I'm a mental health nurse so I'm fully aware of intellectual disabilities .

But your right not everything can be reduced to a set of symptoms- and sadly not all parents are on board in managing challenging behaviours. Children with SEN still need limits and boundaries for behaviour.

Iv been in your situation - my child was repeatedly bitten ( to the point of needing out of hours doctor ).

The nursery failed to keep my child safe time after time.

So I reported them to Ofsted who did a spot check and then I removed my child from the nursery.

zzzzz · 28/07/2017 09:25

This reply has been deleted

Message withdrawn at poster's request.

zzzzz · 28/07/2017 09:27

This reply has been deleted

Message withdrawn at poster's request.

NoMudNoLotus · 28/07/2017 09:29

Just pull your child out of that nursery OP.

You and your child have a right for him to be psychologically and physically safe ... and that isn't happening .

When this happened to my son it affected him for years to come , don't let this be your child .

AwaywiththePixies27 · 28/07/2017 09:31

But your right not everything can be reduced to a set of symptoms- and sadly not all parents are on board in managing challenging behaviours. Children with SEN still need limits and boundaries for behaviour.

And you don't think the nursery are doing this? The fact they've brought someone in to do observations shows they are not sitting on their arse.
The parents are meeting with the OP and the nursery. Which part of that makes you think the parents aren't on board?...

AwaywiththePixies27 · 28/07/2017 09:34

Just want to ask you a question NoMud. As you're a mental health nurse. If you suspect a patient has ASD or ADHD, do you refer them on to somewhere else?

NoMudNoLotus · 28/07/2017 09:36

No zzzz ofsted had the desired result .

As my DH is a police officer himself he knew it wasn't the appropriate route.

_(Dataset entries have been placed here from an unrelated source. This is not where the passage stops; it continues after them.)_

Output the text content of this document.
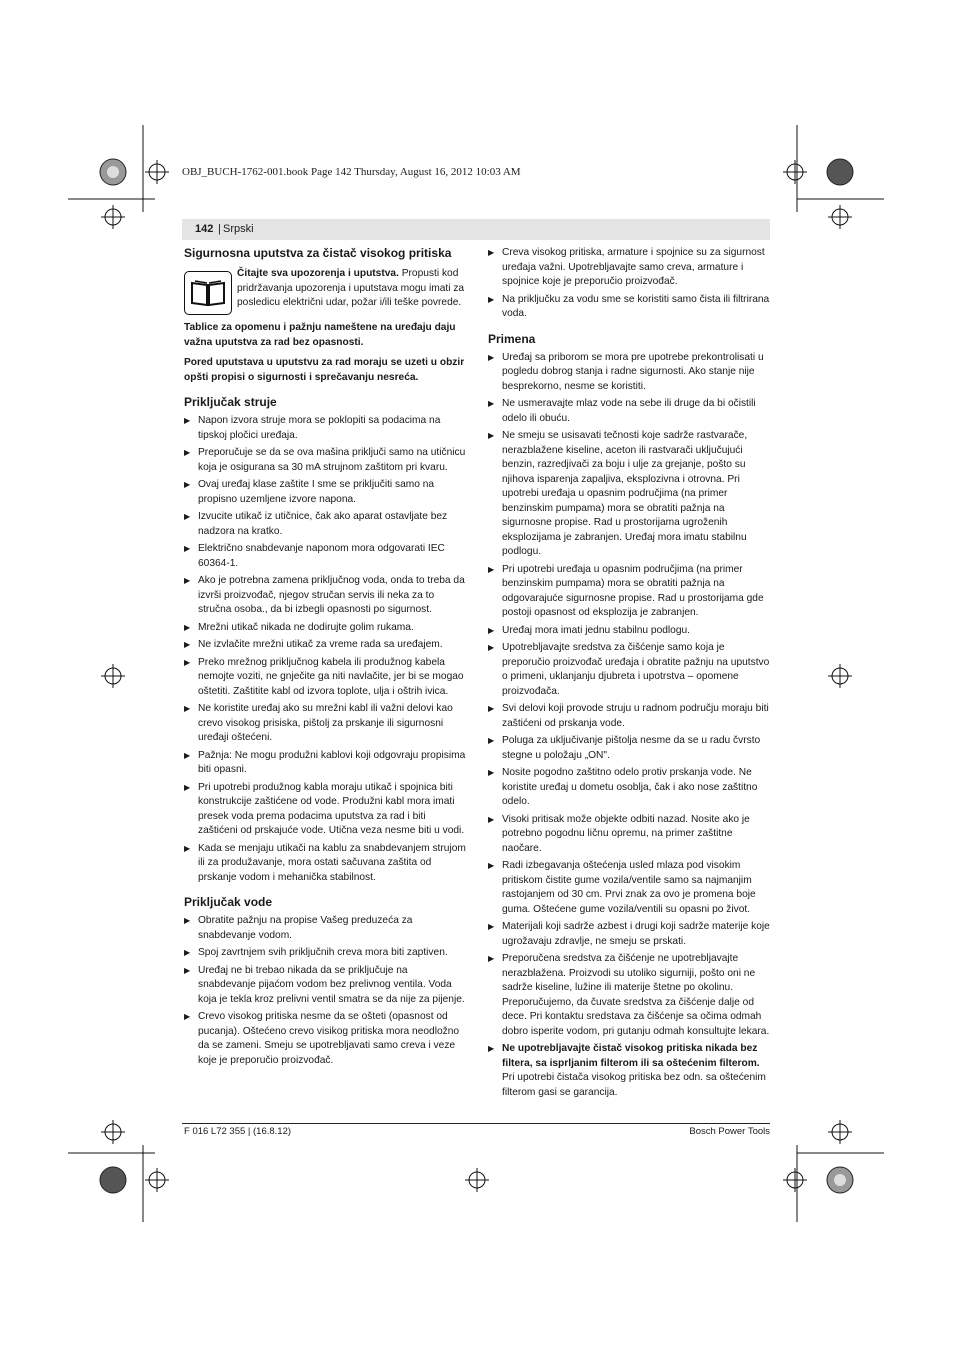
OBJ_BUCH-1762-001.book Page 142 Thursday, August 16, 2012 10:03 AM
142 | Srpski
Sigurnosna uputstva za čistač visokog pritiska
Čitajte sva upozorenja i uputstva. Propusti kod pridržavanja upozorenja i uputstava mogu imati za posledicu električni udar, požar i/ili teške povrede.

Tablice za opomenu i pažnju nameštene na uređaju daju važna uputstva za rad bez opasnosti.

Pored uputstava u uputstvu za rad moraju se uzeti u obzir opšti propisi o sigurnosti i sprečavanju nesreća.

Priključak struje
▶ Napon izvora struje mora se poklopiti sa podacima na tipskoj pločici uređaja.
▶ Preporučuje se da se ova mašina priključi samo na utičnicu koja je osigurana sa 30 mA strujnom zaštitom pri kvaru.
▶ Ovaj uređaj klase zaštite I sme se priključiti samo na propisno uzemljene izvore napona.
▶ Izvucite utikač iz utičnice, čak ako aparat ostavljate bez nadzora na kratko.
▶ Električno snabdevanje naponom mora odgovarati IEC 60364-1.
▶ Ako je potrebna zamena priključnog voda, onda to treba da izvrši proizvođač, njegov stručan servis ili neka za to stručna osoba., da bi izbegli opasnosti po sigurnost.
▶ Mrežni utikač nikada ne dodirujte golim rukama.
▶ Ne izvlačite mrežni utikač za vreme rada sa uređajem.
▶ Preko mrežnog priključnog kabela ili produžnog kabela nemojte voziti, ne gnječite ga niti navlačite, jer bi se mogao oštetiti. Zaštitite kabl od izvora toplote, ulja i oštrih ivica.
▶ Ne koristite uređaj ako su mrežni kabl ili važni delovi kao crevo visokog prisiska, pištolj za prskanje ili sigurnosni uređaji oštećeni.
▶ Pažnja: Ne mogu produžni kablovi koji odgovraju propisima biti opasni.
▶ Pri upotrebi produžnog kabla moraju utikač i spojnica biti konstrukcije zaštićene od vode. Produžni kabl mora imati presek voda prema podacima uputstva za rad i biti zaštićeni od prskajuće vode. Utična veza nesme biti u vodi.
▶ Kada se menjaju utikači na kablu za snabdevanjem strujom ili za produžavanje, mora ostati sačuvana zaštita od prskanje vodom i mehanička stabilnost.
Priključak vode
▶ Obratite pažnju na propise Vašeg preduzeća za snabdevanje vodom.
▶ Spoj zavrtnjem svih priključnih creva mora biti zaptiven.
▶ Uređaj ne bi trebao nikada da se priključuje na snabdevanje pijaćom vodom bez prelivnog ventila. Voda koja je tekla kroz prelivni ventil smatra se da nije za pijenje.
▶ Crevo visokog pritiska nesme da se ošteti (opasnost od pucanja). Oštećeno crevo visikog pritiska mora neodložno da se zameni. Smeju se upotrebljavati samo creva i veze koje je preporučio proizvođač.
▶ Creva visokog pritiska, armature i spojnice su za sigurnost uređaja važni. Upotrebljavajte samo creva, armature i spojnice koje je preporučio proizvođač.
▶ Na priključku za vodu sme se koristiti samo čista ili filtrirana voda.
Primena
▶ Uređaj sa priborom se mora pre upotrebe prekontrolisati u pogledu dobrog stanja i radne sigurnosti. Ako stanje nije besprekorno, nesme se koristiti.
▶ Ne usmeravajte mlaz vode na sebe ili druge da bi očistili odelo ili obuću.
▶ Ne smeju se usisavati tečnosti koje sadrže rastvarače, nerazblažene kiseline, aceton ili rastvarači uključujući benzin, razredjivači za boju i ulje za grejanje, pošto su njihova isparenja zapaljiva, eksplozivna i otrovna. Pri upotrebi uređaja u opasnim područjima (na primer benzinskim pumpama) mora se obratiti pažnja na sigurnosne propise. Rad u prostorijama ugroženih eksplozijama je zabranjen. Uređaj mora imatu stabilnu podlogu.
▶ Pri upotrebi uređaja u opasnim područjima (na primer benzinskim pumpama) mora se obratiti pažnja na odgovarajuće sigurnosne propise. Rad u prostorijama gde postoji opasnost od eksplozija je zabranjen.
▶ Uređaj mora imati jednu stabilnu podlogu.
▶ Upotrebljavajte sredstva za čišćenje samo koja je preporučio proizvođač uređaja i obratite pažnju na uputstvo o primeni, uklanjanju djubreta i upotrstva – opomene proizvođača.
▶ Svi delovi koji provode struju u radnom području moraju biti zaštićeni od prskanja vode.
▶ Poluga za uključivanje pištolja nesme da se u radu čvrsto stegne u položaju „ON".
▶ Nosite pogodno zaštitno odelo protiv prskanja vode. Ne koristite uređaj u dometu osoblja, čak i ako nose zaštitno odelo.
▶ Visoki pritisak može objekte odbiti nazad. Nosite ako je potrebno pogodnu ličnu opremu, na primer zaštitne naočare.
▶ Radi izbegavanja oštećenja usled mlaza pod visokim pritiskom čistite gume vozila/ventile samo sa najmanjim rastojanjem od 30 cm. Prvi znak za ovo je promena boje guma. Oštećene gume vozila/ventili su opasni po život.
▶ Materijali koji sadrže azbest i drugi koji sadrže materije koje ugrožavaju zdravlje, ne smeju se prskati.
▶ Preporučena sredstva za čišćenje ne upotrebljavajte nerazblažena. Proizvodi su utoliko sigurniji, pošto oni ne sadrže kiseline, lužine ili materije štetne po okolinu. Preporučujemo, da čuvate sredstva za čišćenje dalje od dece. Pri kontaktu sredstava za čišćenje sa očima odmah dobro isperite vodom, pri gutanju odmah konsultujte lekara.
▶ Ne upotrebljavajte čistač visokog pritiska nikada bez filtera, sa isprljanim filterom ili sa oštećenim filterom.
Pri upotrebi čistača visokog pritiska bez odn. sa oštećenim filterom gasi se garancija.
F 016 L72 355 | (16.8.12)	Bosch Power Tools
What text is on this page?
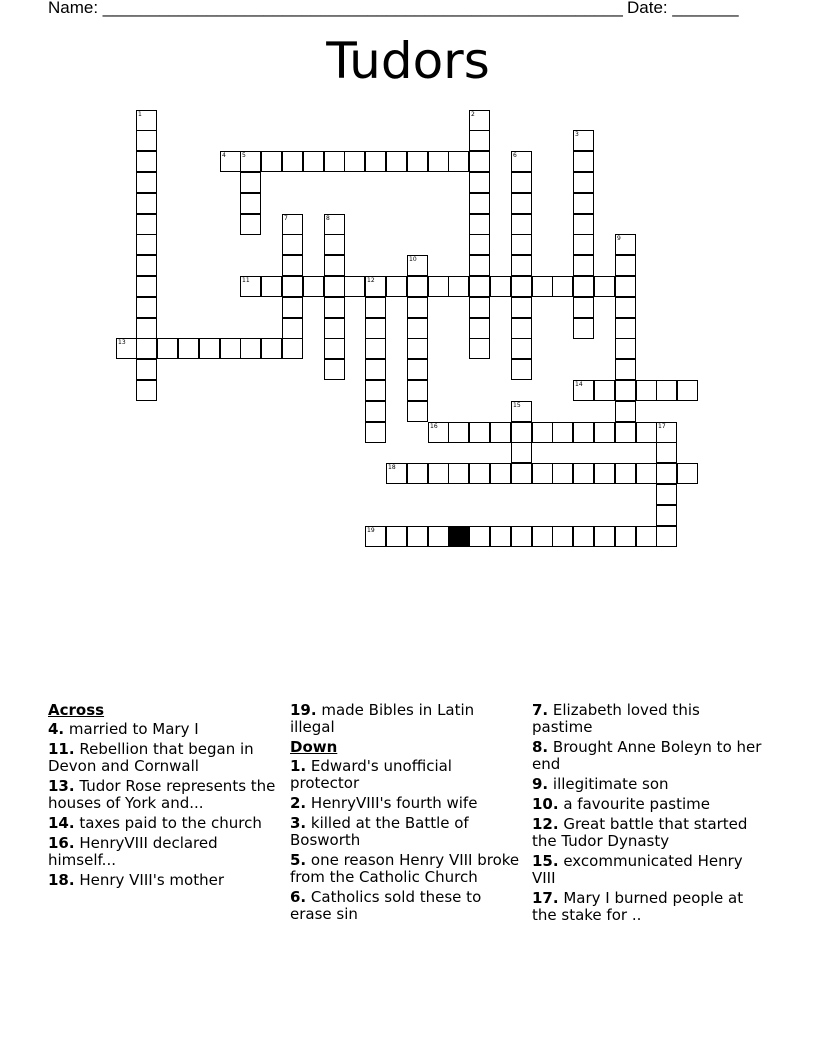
Name: _______________________________________________________ Date: _______
Tudors
1	2
3
4	5	6
7	8
9
10
11	12
13
14
15
16	17
18
19
Across
4. married to Mary I
11. Rebellion that began in Devon and Cornwall
13. Tudor Rose represents the houses of York and...
14. taxes paid to the church
16. HenryVIII declared himself...
18. Henry VIII's mother
19. made Bibles in Latin illegal
Down
1. Edward's unofficial protector
2. HenryVIII's fourth wife
3. killed at the Battle of Bosworth
5. one reason Henry VIII broke from the Catholic Church
6. Catholics sold these to erase sin
7. Elizabeth loved this pastime
8. Brought Anne Boleyn to her end
9. illegitimate son
10. a favourite pastime
12. Great battle that started the Tudor Dynasty
15. excommunicated Henry VIII
17. Mary I burned people at the stake for ..
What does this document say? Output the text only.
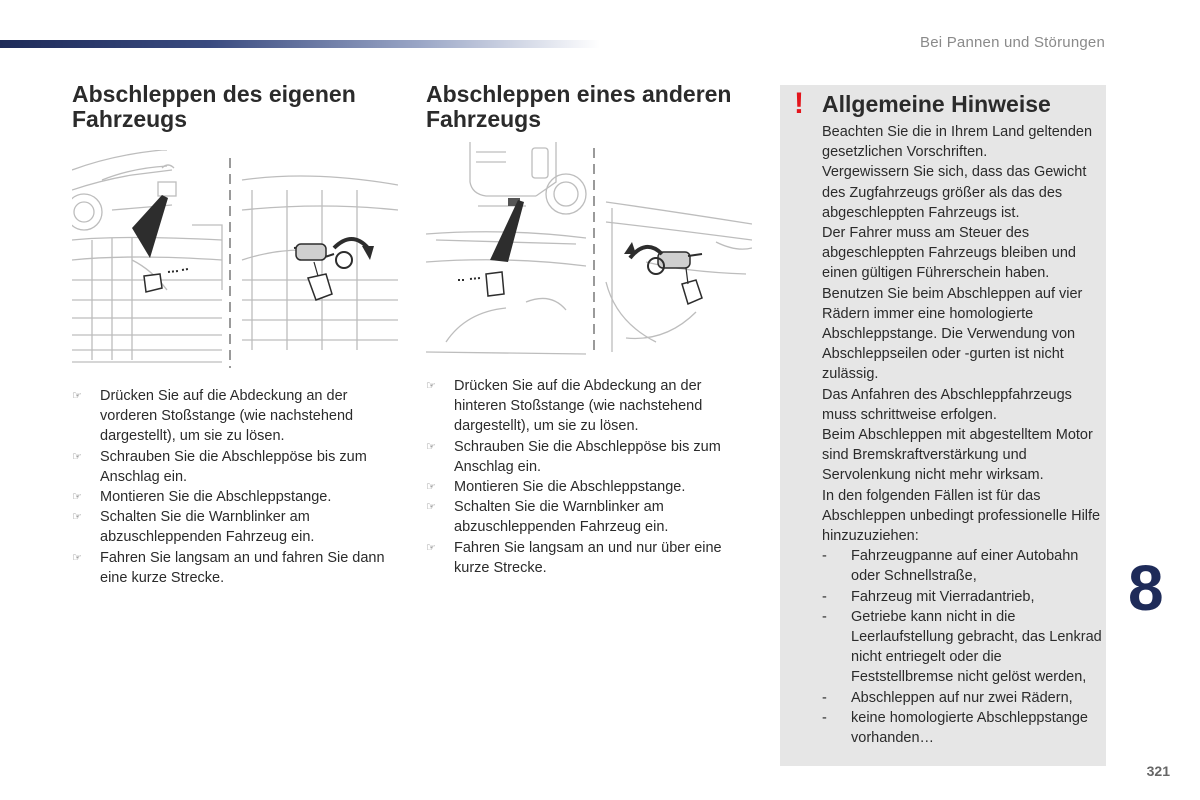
Bei Pannen und Störungen
Abschleppen des eigenen
Fahrzeugs
☞ Drücken Sie auf die Abdeckung an der vorderen Stoßstange (wie nachstehend dargestellt), um sie zu lösen.
☞ Schrauben Sie die Abschleppöse bis zum Anschlag ein.
☞ Montieren Sie die Abschleppstange.
☞ Schalten Sie die Warnblinker am abzuschleppenden Fahrzeug ein.
☞ Fahren Sie langsam an und fahren Sie dann eine kurze Strecke.
Abschleppen eines anderen
Fahrzeugs
☞ Drücken Sie auf die Abdeckung an der hinteren Stoßstange (wie nachstehend dargestellt), um sie zu lösen.
☞ Schrauben Sie die Abschleppöse bis zum Anschlag ein.
☞ Montieren Sie die Abschleppstange.
☞ Schalten Sie die Warnblinker am abzuschleppenden Fahrzeug ein.
☞ Fahren Sie langsam an und nur über eine kurze Strecke.
! Allgemeine Hinweise

Beachten Sie die in Ihrem Land geltenden gesetzlichen Vorschriften.

Vergewissern Sie sich, dass das Gewicht des Zugfahrzeugs größer als das des abgeschleppten Fahrzeugs ist.

Der Fahrer muss am Steuer des abgeschleppten Fahrzeugs bleiben und einen gültigen Führerschein haben.

Benutzen Sie beim Abschleppen auf vier Rädern immer eine homologierte Abschleppstange. Die Verwendung von Abschleppseilen oder -gurten ist nicht zulässig.

Das Anfahren des Abschleppfahrzeugs muss schrittweise erfolgen.

Beim Abschleppen mit abgestelltem Motor sind Bremskraftverstärkung und Servolenkung nicht mehr wirksam.

In den folgenden Fällen ist für das Abschleppen unbedingt professionelle Hilfe hinzuzuziehen:

- Fahrzeugpanne auf einer Autobahn oder Schnellstraße,
- Fahrzeug mit Vierradantrieb,
- Getriebe kann nicht in die Leerlaufstellung gebracht, das Lenkrad nicht entriegelt oder die Feststellbremse nicht gelöst werden,
- Abschleppen auf nur zwei Rädern,
- keine homologierte Abschleppstange vorhanden…
8
321
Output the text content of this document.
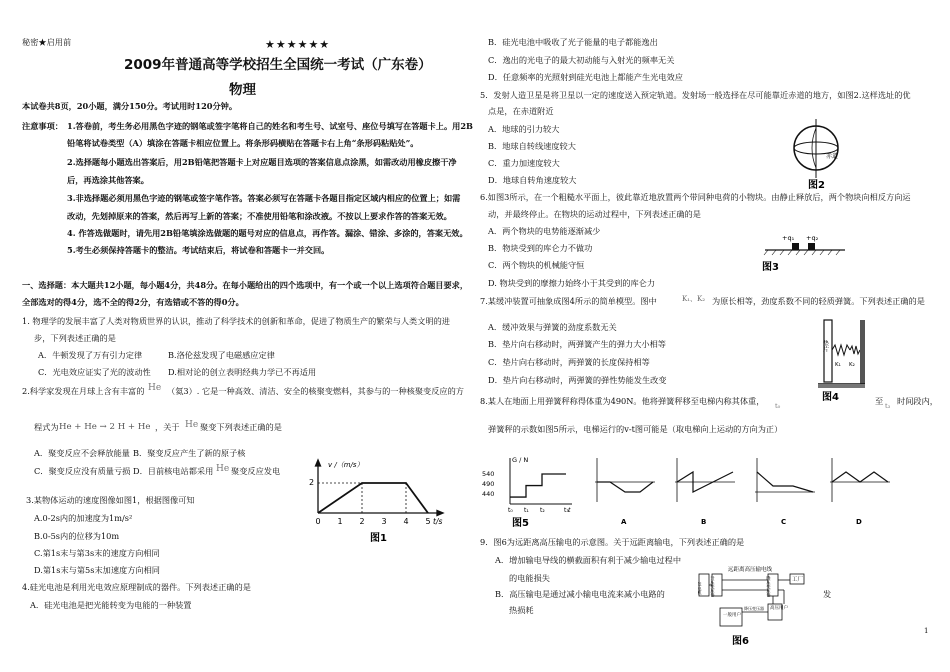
秘密★启用前	★★★★★★
2009年普通高等学校招生全国统一考试（广东卷）
物理
本试卷共8页，20小题，满分150分。考试用时120分钟。
注意事项： 1.答卷前，考生务必用黑色字迹的钢笔或签字笔将自己的姓名和考生号、试室号、座位号填写在答题卡上。用2B
铅笔将试卷类型（A）填涂在答题卡相应位置上。将条形码横贴在答题卡右上角“条形码粘贴处”。
2.选择题每小题选出答案后，用2B铅笔把答题卡上对应题目选项的答案信息点涂黑，如需改动用橡皮擦干净
后，再选涂其他答案。
3.非选择题必须用黑色字迹的钢笔或签字笔作答。答案必须写在答题卡各题目指定区域内相应的位置上；如需
改动，先划掉原来的答案，然后再写上新的答案；不准使用铅笔和涂改液。不按以上要求作答的答案无效。
4. 作答选做题时，请先用2B铅笔填涂选做题的题号对应的信息点，再作答。漏涂、错涂、多涂的，答案无效。
5.考生必须保持答题卡的整洁。考试结束后，将试卷和答题卡一并交回。
一、选择题：本大题共12小题，每小题4分，共48分。在每小题给出的四个选项中，有一个或一个以上选项符合题目要求，
全部选对的得4分，选不全的得2分，有选错或不答的得0分。
1. 物理学的发展丰富了人类对物质世界的认识，推动了科学技术的创新和革命，促进了物质生产的繁荣与人类文明的进
步，下列表述正确的是
A．牛顿发现了万有引力定律	B.洛伦兹发现了电磁感应定律
C．光电效应证实了光的波动性 D.相对论的创立表明经典力学已不再适用
2.科学家发现在月球上含有丰富的 He （氦3）. 它是一种高效、清洁、安全的核聚变燃料，其参与的一种核聚变反应的方
程式为 He + He → 2 H + He ，关于 He 聚变下列表述正确的是
A．聚变反应不会释放能量 B．聚变反应产生了新的原子核
C．聚变反应没有质量亏损 D．目前核电站都采用 He 聚变反应发电
3.某物体运动的速度图像如图1，根据图像可知
A.0-2s内的加速度为1m/s²
B.0-5s内的位移为10m
C.第1s末与第3s末的速度方向相同
D.第1s末与第5s末加速度方向相同
4.硅光电池是利用光电效应原理制成的器件。下列表述正确的是
A．硅光电池是把光能转变为电能的一种装置
v /（m/s）
t/s
2
0 1 2 3 4 5
图1
B．硅光电池中吸收了光子能量的电子都能逸出
C．逸出的光电子的最大初动能与入射光的频率无关
D．任意频率的光照射到硅光电池上都能产生光电效应
5．发射人造卫星是将卫星以一定的速度送入预定轨道。发射场一般选择在尽可能靠近赤道的地方，如图2.这样选址的优
点是，在赤道附近
A．地球的引力较大
B．地球自转线速度较大
C．重力加速度较大
D．地球自转角速度较大
赤道
图2
6.如图3所示，在一个粗糙水平面上，彼此靠近地放置两个带同种电荷的小物块。由静止释放后，两个物块向相反方向运
动，并最终停止。在物块的运动过程中，下列表述正确的是
A．两个物块的电势能逐渐减少
B．物块受到的库仑力不做功
C．两个物块的机械能守恒
D. 物块受到的摩擦力始终小于其受到的库仑力
+q₁ +q₂
图3
7.某缓冲装置可抽象成图4所示的简单模型。图中	K₁、K₂ 为原长相等，劲度系数不同的轻质弹簧。下列表述正确的是
A．缓冲效果与弹簧的劲度系数无关
B．垫片向右移动时，两弹簧产生的弹力大小相等
C．垫片向右移动时，两弹簧的长度保持相等
D．垫片向右移动时，两弹簧的弹性势能发生改变
垫片
K₁ K₂
图4
8.某人在地面上用弹簧秤称得体重为490N。他将弹簧秤移至电梯内称其体重， t₀	至 t₃ 时间段内，
弹簧秤的示数如图5所示，电梯运行的v-t图可能是（取电梯向上运动的方向为正）
G / N
540
490
440
t₀ t₁ t₂	t₃ t
图5	A	B	C	D
9．图6为远距离高压输电的示意图。关于远距离输电，下列表述正确的是
A．增加输电导线的横截面积有利于减少输电过程中
的电能损失
B．高压输电是通过减小输电电流来减小电路的	发
热损耗
发电机 升压变压器
远距离高压输电线
降压变压器	工厂
一般用户
高压用户
降压变压器
图6
1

Care givers have a duty of care to all the children they look after ... Regardless of whether the aggressor has SEN. Nurseries must be safeguarding the other children from harm - it really isn't that difficult . At my children's school children with SEN and NT children live very happily alongside each other , because of the work that staff put in to meet the needs of all children , to ensure they feel psychologically and physically safe and for them to thrive.